Marcuse fait donc ici une apologie nuancée de la perversion, au sens où il réhabilite les perversions réprimées par la sur-répression mais rejette les perversions réellement anti-sociales. Les premières sont en parfaite adéquation avec la civilisation nouvelle. Quant aux perversions destructrices, elles sont bien anti-sociales, mais elles sont en réalité, on l’a dit, les produits de la civilisation de la sur-répression.

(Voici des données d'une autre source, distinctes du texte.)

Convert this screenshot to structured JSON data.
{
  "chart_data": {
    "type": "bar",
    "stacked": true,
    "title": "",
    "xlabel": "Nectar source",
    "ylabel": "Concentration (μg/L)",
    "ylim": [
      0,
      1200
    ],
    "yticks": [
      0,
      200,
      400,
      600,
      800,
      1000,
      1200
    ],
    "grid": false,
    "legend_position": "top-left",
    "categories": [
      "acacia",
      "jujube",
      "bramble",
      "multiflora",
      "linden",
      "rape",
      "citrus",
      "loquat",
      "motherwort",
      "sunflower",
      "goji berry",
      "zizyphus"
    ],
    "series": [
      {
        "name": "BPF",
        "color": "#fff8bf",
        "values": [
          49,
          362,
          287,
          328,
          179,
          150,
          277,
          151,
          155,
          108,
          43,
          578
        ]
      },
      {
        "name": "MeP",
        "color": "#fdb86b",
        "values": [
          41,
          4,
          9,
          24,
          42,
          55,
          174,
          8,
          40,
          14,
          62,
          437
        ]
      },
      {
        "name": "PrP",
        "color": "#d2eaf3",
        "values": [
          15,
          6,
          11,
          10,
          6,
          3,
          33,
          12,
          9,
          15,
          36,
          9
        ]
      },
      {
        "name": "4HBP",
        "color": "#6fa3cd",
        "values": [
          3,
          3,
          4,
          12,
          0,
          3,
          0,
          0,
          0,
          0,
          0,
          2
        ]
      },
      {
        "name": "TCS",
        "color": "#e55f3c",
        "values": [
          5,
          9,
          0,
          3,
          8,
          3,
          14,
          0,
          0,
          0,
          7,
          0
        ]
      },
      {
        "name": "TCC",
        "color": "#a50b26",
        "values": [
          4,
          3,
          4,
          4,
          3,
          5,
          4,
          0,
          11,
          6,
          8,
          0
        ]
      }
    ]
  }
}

Dans l’évolution de l’homme, il faut donc distinguer les perversions qui empêchaient la civilisation elle-même, et les perversions qui étaient seulement contraire à la civilisation sur-répressive (comme la sexualité non reproductive). C’est pourquoi la réactivation de désirs refoulés n’est pas nécessairement une régression, mais au contraire peut être une libération.

Pour résumer

  • Marcuse défend une société utopique, non répressive, où l’amour et la sexualité seraient entièrement libres.
  • Il cherche à répondre à l’objection selon laquelle la libération totale de l’instinct sexuel serait source de barbarie.
  • La société répressive qui est la nôtre brime le corps et la sexualité en leur imposant des normes caduques : dans la sphère publique, le corps est mis au travail et totalement désexualisé, et il est réduit à la sexualité reproductive dans la sphère privée.
  • La société non répressive permettrait une libération de l’instinct sexuel qui améliorerait non seulement la vie de l’individu, mais celle de la communauté : elle aboutirait à une sorte d’amour universel entre les citoyens.
  • Il faut distinguer les perversions réellement anti-sociales et les perversions innocentes : les premières sont certes dangereuses, mais elles n’existent en réalité que du fait de la répression pulsionnelle imposée par nos sociétés. Les secondes sont sans danger pour la vie sociale : au contraire elles favorisent l’harmonie interindividuelle.